For The Dancing And The Dreaming 🎶
Rozdział nie sprawdzany, ale jest ;)
--------------------------------------------------------------- Ile najszybciej jechałeś?
- Nie wiem.
- Jaki jest twój ulubiony kolor?
- Nijaki.
- A ulubiony zespół?
- Ughhh
- Ile znasz się z Margo?
- Od urodzenia.
- Czemu Margo nie mogła nam powiedzieć o tobie?
Wzdrygnęłam się
- Bo jej zakazałem.
- Jakie miałeś wcześniejsze Alt-mody?
- Jakieś.
- Ten wygląda kozacko! Od zawsze tak wygląda...? O,a, ten kolor skąd pomysł na ten kolor?!
- Z dupy
- Kan! Zachowuje się!
- Ugh....
- Wygląda fajnie, tak tajemniczo, jakbyś coś ukrywał!
- Mmmmm
- A ta rdza, skad się wzięła?!
- Z walki.
- Z kim walczyłeś?
- Z kimś.
- Łe, musiał być mocny skoro ciebie pozamiatał.
- Bez urazy, ale nie wiesz jak walczę
- Ale boty w bazie się ciebie boją! - zachwyciła się
- O. No tak.
- A czym się zajmowałeś...?
- Aghhhhhh, koniec pytań! - zawył jak opętany po ewidentnie już wyczerpanych nakładach cierpliwości jaka mu jeszcze została podczas tego godzinnego bombardowania pytaniami.
A mówiłam, że będzie fajnie.
Heh
Zależy dla kogo, hehehehe.
Po paru godzinach namawiania i zapewniania, że będzie... no fajnie i zapewni mi rozrywkę i należyty kontakt z przyjaciółmi, niechętnie się zgodził.
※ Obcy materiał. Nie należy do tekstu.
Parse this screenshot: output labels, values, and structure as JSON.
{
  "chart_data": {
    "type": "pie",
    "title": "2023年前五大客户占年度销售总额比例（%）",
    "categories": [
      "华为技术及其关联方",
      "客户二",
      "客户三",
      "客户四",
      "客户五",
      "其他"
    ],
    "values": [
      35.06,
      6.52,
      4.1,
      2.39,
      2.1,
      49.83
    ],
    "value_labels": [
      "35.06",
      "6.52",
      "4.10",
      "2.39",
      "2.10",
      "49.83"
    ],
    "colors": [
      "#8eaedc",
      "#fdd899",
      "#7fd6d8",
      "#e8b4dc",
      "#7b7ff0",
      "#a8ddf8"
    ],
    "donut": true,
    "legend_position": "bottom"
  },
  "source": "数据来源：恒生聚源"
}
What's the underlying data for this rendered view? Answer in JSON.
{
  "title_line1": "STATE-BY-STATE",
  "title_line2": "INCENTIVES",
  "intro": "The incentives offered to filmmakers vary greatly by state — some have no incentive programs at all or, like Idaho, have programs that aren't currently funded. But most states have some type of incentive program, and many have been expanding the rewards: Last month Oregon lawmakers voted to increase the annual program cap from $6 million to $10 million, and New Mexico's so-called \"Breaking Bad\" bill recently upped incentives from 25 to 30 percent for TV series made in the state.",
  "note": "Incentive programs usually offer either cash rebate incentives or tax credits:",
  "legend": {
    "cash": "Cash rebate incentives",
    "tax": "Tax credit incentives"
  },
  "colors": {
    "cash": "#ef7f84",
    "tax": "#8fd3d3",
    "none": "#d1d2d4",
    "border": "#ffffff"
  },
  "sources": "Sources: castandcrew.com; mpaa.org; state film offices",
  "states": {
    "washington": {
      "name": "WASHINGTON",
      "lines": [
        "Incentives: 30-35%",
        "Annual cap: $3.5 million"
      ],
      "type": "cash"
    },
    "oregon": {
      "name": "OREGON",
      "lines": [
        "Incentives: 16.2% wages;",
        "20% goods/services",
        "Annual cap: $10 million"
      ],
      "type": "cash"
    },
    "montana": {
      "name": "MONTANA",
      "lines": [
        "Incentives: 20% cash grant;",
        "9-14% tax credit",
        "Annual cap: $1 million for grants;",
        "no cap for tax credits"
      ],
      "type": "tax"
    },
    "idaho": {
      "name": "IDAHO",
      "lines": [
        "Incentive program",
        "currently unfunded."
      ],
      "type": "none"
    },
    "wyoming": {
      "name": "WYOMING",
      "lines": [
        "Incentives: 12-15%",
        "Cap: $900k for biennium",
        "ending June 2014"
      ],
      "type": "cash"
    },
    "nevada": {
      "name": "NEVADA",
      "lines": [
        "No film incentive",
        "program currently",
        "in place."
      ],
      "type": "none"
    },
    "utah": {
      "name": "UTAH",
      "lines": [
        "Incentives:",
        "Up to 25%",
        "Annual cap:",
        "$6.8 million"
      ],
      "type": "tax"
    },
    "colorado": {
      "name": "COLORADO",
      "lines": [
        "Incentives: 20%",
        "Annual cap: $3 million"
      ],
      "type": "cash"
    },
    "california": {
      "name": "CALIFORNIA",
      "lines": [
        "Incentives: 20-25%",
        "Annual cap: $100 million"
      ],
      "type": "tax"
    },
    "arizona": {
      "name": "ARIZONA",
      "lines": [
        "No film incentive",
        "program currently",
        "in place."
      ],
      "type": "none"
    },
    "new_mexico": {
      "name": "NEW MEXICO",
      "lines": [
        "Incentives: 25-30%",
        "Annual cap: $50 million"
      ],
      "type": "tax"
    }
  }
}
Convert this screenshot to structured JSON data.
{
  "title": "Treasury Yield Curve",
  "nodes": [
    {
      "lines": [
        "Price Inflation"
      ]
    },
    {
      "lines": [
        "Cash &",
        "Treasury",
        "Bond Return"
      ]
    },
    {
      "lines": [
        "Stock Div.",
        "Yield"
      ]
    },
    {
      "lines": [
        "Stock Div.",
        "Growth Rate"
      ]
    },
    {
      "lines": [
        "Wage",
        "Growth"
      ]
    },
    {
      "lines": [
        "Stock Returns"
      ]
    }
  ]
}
To znaczy zgodził. To dosyć mocne słowo, po prostu wpakowaliśmy się do niego i nie przyjęliśmy odmowy po mojej argumentacji. Choć widziałam, że spodobał mu się pomysł wyprostowania siłowników nie musząc jechać wprost w łapy Autbotów, jak to określił..., czyli ich siedziby. Więc zaraz po szkole przyjechaliśmy tutaj z moim opiekunem, łapiąc po drodze jakieś przekąski i koce.Tak aby wzmocnić więzi!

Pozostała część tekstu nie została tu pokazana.